Logique de Hoare

Triplets, regles d'inference, preuves de correction

Introduction a la logique de Hoare

Logique de Hoare

La logique de Hoare (Floyd-Hoare, 1969) est un systeme formel pour raisonner sur la correction des programmes.

Triplet de Hoare

{P} C {Q}

  • P : precondition (vraie avant C)
  • C : commande (le code)
  • Q : postcondition (vraie apres C, si C termine)

Interpretation

Si P est vraie avant C, et si C termine, alors Q est vraie apres.

On parle de correction partielle (la terminaison est prouvee separement via un variant).

Les regles d'inference

Regles d'inference de Hoare

1. Axiome d'affectation

{P[x := E]} x = E; {P}

2. Regle de composition

{P} S1 {R} && {R} S2 {Q} => {P} S1; S2 {Q}

3. Regle du conditionnel

{P && B} S1 {Q} && {P && !B} S2 {Q} => {P} if(B) S1 else S2 {Q}

4. Regle de la boucle while

{P && B} S {P} => {P} while(B) S {P && !B}

Ou P est l'invariant de boucle.

5. Regle de consequence

P' => P && {P} C {Q} && Q => Q' => {P'} C {Q'}

Preuve de premmin avec Hoare

Application : premmin(x)

// @pre: aucune
// @post: j = premmin(x)
if (|x| == 0) { j = NEANT; }
else {
    j = 0; k = 1;
    // @invariant: 1 <= k <= |x| && j = premmin(x[0..k-1])
    // @variant: k
    while (k < |x|) {
        if (x[k] < x[j]) j = k;
        k = k + 1;
    }
}

Verification de l'invariant

  1. Initialisation : k=1, j=0. x[0..0] a pour minimum x[0]=x[j]. OK.
  2. Preservation : Si invariant tient et k < |x| :
    • Si x[k] < x[j] alors j=k (nouveau min du prefixe)
    • k incremente, prefixe s'etend
    • Invariant preserve.
  3. Terminaison : Quand k >= |x|, j = premmin(x). OK.

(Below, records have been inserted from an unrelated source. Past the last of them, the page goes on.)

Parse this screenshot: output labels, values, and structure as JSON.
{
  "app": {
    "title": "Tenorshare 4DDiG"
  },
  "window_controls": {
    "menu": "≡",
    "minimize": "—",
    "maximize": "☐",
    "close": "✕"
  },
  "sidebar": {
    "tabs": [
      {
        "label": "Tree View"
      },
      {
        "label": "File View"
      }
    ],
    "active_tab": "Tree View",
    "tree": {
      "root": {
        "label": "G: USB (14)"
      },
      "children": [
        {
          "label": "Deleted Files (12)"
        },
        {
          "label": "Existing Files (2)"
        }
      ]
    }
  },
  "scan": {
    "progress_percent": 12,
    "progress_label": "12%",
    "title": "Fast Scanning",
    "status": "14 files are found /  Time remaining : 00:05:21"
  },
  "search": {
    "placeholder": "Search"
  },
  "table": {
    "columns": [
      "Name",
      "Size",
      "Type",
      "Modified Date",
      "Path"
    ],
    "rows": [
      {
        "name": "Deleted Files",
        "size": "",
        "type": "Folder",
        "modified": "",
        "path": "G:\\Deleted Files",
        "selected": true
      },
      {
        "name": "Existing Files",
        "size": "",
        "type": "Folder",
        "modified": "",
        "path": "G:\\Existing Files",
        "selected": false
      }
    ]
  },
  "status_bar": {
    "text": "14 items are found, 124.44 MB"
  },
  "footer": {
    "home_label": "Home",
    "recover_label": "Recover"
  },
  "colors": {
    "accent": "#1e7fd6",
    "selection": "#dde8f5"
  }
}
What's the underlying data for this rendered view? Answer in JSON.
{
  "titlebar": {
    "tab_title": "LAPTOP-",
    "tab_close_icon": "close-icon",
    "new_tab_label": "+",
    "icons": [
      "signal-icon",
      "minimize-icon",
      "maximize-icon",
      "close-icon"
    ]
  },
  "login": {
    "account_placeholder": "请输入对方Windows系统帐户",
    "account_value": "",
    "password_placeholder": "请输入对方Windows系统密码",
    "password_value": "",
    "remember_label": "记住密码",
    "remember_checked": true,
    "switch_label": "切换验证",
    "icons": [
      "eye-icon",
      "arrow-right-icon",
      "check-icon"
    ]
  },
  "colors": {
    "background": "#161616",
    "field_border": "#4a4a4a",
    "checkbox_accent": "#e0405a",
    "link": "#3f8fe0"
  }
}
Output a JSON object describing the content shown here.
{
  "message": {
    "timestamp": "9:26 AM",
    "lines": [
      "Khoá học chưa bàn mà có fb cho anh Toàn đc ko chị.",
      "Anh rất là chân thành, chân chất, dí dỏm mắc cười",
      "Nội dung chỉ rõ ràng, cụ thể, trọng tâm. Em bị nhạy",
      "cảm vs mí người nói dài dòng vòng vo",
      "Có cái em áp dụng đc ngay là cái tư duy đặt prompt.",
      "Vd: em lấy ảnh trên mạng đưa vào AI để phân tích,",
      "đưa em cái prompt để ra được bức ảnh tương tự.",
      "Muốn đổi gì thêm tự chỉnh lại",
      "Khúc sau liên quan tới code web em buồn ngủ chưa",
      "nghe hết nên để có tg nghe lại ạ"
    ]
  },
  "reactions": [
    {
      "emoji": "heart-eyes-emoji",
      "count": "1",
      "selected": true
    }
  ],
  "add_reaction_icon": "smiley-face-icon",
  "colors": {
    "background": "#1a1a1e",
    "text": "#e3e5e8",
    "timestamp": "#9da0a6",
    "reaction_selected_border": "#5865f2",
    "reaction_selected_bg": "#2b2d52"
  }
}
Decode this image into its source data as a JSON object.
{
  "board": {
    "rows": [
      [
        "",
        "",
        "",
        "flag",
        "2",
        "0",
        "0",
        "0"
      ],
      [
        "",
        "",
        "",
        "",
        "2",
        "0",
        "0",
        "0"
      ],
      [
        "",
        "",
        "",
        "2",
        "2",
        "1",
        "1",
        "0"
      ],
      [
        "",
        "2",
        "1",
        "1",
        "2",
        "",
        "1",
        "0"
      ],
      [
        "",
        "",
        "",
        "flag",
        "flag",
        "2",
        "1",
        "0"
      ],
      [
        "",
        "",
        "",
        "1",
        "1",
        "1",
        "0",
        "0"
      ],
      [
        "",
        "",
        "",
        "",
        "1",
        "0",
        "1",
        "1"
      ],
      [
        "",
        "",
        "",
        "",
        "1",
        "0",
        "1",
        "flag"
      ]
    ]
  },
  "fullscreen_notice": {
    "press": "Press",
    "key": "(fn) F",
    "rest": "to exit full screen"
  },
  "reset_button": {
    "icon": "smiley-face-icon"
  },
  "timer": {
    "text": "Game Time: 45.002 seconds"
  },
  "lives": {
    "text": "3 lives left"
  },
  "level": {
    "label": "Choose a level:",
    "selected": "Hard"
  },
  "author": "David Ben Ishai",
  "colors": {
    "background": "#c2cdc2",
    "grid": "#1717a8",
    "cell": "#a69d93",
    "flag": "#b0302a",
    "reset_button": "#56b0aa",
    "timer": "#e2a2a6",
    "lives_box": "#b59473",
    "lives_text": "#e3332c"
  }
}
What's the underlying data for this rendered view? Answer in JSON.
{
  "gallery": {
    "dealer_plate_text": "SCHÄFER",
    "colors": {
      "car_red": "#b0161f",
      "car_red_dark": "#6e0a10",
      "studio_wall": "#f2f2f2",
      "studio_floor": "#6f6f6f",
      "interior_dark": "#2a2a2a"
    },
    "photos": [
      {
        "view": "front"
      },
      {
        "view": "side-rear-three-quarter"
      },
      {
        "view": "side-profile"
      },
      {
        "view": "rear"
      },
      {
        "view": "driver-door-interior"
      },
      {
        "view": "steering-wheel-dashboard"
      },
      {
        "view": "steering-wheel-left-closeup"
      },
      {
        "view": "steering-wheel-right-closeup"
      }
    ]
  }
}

Variant : |x|-k decroit strictement.

Methodologie de preuve

Methode de preuve d'une boucle

  1. Trouver l'invariant P tel que :

    • P vrai avant d'entrer dans la boucle
    • P preserve par le corps de boucle
    • P && !B => Q (postcondition)

  2. Trouver le variant V (entier naturel) :

    • V decroit strictement a chaque iteration
    • V >= 0 garantit la terminaison

Exemple : insertion croissante

  • Invariant : x[k]=a et x = u[0..k-1].insc(u[k..|u|-1], a)
  • Variant : k (decroit de 1 par echange)

Pourquoi c'est important

Sans invariant, impossible de prouver qu'une boucle fait ce qu'on attend.
Sans variant, impossible de garantir qu'elle termine.